Le couperet est tombé pour Willy Mengue. Réuni le 7 juillet à Yaoundé, le Directoire du Mouvement pour la Renaissance du Cameroun a officialisé l’exclusion définitive de ce militant pour « trahison » et insubordination. Une décision radicale qui survient en pleine bataille judiciaire opposant plusieurs cadres à la direction actuelle du parti, alors qu’une audience décisive est attendue ce jeudi devant le tribunal.
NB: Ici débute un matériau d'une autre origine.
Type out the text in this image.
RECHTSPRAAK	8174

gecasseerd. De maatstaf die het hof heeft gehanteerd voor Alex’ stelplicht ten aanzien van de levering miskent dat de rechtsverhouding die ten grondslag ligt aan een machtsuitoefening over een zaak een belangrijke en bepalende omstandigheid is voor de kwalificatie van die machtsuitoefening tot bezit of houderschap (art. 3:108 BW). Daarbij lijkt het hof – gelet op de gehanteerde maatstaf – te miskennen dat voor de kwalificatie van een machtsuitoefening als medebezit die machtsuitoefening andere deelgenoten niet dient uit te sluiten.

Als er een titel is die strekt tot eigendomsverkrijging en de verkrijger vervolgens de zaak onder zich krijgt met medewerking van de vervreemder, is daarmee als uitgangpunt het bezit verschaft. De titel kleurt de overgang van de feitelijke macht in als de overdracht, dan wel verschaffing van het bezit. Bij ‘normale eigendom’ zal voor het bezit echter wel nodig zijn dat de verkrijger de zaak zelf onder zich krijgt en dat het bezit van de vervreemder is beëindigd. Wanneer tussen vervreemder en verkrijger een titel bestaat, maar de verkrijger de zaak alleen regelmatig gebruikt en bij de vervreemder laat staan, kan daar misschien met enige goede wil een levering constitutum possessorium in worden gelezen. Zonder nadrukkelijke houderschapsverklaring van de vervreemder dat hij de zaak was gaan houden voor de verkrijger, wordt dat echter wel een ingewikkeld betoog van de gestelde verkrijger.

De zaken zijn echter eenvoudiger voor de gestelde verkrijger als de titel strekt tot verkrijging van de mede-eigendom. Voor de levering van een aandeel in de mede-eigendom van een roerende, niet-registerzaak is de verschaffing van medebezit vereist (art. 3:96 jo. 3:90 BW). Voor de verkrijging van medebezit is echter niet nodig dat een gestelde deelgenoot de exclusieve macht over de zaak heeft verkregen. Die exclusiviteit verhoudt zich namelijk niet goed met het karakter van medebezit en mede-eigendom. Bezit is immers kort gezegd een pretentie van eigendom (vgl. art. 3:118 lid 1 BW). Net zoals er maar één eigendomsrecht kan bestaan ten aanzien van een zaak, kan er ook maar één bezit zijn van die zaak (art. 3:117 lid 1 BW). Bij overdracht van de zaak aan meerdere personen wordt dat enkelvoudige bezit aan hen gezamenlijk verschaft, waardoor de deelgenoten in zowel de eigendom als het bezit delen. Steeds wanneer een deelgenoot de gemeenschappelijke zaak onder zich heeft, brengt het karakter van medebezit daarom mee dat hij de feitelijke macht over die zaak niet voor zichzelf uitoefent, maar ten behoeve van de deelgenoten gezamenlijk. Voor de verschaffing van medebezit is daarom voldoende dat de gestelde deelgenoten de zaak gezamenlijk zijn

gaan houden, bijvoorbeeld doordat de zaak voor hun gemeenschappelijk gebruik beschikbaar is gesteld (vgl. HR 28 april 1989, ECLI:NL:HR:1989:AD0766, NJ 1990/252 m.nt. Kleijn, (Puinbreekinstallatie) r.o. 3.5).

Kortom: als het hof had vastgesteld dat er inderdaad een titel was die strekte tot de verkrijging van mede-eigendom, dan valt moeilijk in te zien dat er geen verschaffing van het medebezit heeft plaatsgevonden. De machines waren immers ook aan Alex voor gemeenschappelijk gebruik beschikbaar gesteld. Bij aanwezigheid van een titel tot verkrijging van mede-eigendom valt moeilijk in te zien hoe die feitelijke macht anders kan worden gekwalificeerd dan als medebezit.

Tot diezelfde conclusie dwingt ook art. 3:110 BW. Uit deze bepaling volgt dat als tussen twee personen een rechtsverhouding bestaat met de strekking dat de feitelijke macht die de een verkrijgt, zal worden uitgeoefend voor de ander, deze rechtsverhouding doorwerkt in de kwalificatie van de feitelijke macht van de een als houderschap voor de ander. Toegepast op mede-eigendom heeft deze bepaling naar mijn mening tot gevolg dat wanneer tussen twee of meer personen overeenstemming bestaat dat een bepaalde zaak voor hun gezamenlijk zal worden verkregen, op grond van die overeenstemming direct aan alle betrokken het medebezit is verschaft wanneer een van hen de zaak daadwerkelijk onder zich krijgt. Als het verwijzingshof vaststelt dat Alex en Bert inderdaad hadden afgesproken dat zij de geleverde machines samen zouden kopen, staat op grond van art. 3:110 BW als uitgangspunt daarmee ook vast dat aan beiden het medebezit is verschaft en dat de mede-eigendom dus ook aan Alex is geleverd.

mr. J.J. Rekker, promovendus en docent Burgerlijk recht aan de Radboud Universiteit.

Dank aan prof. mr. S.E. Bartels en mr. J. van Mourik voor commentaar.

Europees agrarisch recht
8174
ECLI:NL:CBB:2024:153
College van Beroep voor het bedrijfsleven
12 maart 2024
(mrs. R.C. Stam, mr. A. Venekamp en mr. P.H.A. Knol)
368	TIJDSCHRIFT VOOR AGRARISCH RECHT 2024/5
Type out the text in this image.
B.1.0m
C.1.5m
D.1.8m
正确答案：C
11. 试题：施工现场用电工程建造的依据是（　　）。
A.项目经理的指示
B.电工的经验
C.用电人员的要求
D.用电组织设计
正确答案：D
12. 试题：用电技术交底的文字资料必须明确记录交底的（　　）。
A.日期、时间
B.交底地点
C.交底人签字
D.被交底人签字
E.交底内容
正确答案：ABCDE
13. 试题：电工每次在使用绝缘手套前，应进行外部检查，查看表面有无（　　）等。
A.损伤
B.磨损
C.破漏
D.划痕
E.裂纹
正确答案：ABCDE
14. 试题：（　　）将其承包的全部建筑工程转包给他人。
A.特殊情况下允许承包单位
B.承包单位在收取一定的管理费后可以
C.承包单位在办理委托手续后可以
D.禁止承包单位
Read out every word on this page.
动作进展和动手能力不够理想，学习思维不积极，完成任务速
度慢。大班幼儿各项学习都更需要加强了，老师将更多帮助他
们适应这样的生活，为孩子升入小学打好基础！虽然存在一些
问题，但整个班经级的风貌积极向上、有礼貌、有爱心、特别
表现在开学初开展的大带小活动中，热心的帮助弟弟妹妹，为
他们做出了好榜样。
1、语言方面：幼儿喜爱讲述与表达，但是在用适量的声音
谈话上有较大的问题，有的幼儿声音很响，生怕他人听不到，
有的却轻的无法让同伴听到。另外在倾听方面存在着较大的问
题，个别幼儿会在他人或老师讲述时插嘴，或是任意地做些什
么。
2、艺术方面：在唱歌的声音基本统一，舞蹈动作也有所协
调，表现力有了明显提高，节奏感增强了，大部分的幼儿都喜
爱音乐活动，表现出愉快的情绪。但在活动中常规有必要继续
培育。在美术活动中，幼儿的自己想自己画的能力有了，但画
Le Mouvement pour la Renaissance du Cameroun (MRC) a tranché. À l’issue de sa première session du mois, le Directoire du parti de Maurice Kamto a entériné l’exclusion définitive de Willy Mengue. La décision, actée le 7 juillet, s’appuie sur un dossier disciplinaire lourd, visant des actes qualifiés de « trahison », de « violation répétée des textes » et de « manque de loyauté » envers les instances dirigeantes.
Les racines de la rupture
Le litige, porté devant le Comité national de médiation et d’arbitrage (CNMA) par Joseph Taffo, met en lumière une rupture profonde. Willy Mengue s’était illustré par des sorties médiatiques virulentes, allant jusqu’à contester la légitimité de Maurice Kamto à la tête du parti. Il avait notamment théorisé l’existence de deux MRC, qualifiant la direction actuelle de branche « in vitro » confisquée.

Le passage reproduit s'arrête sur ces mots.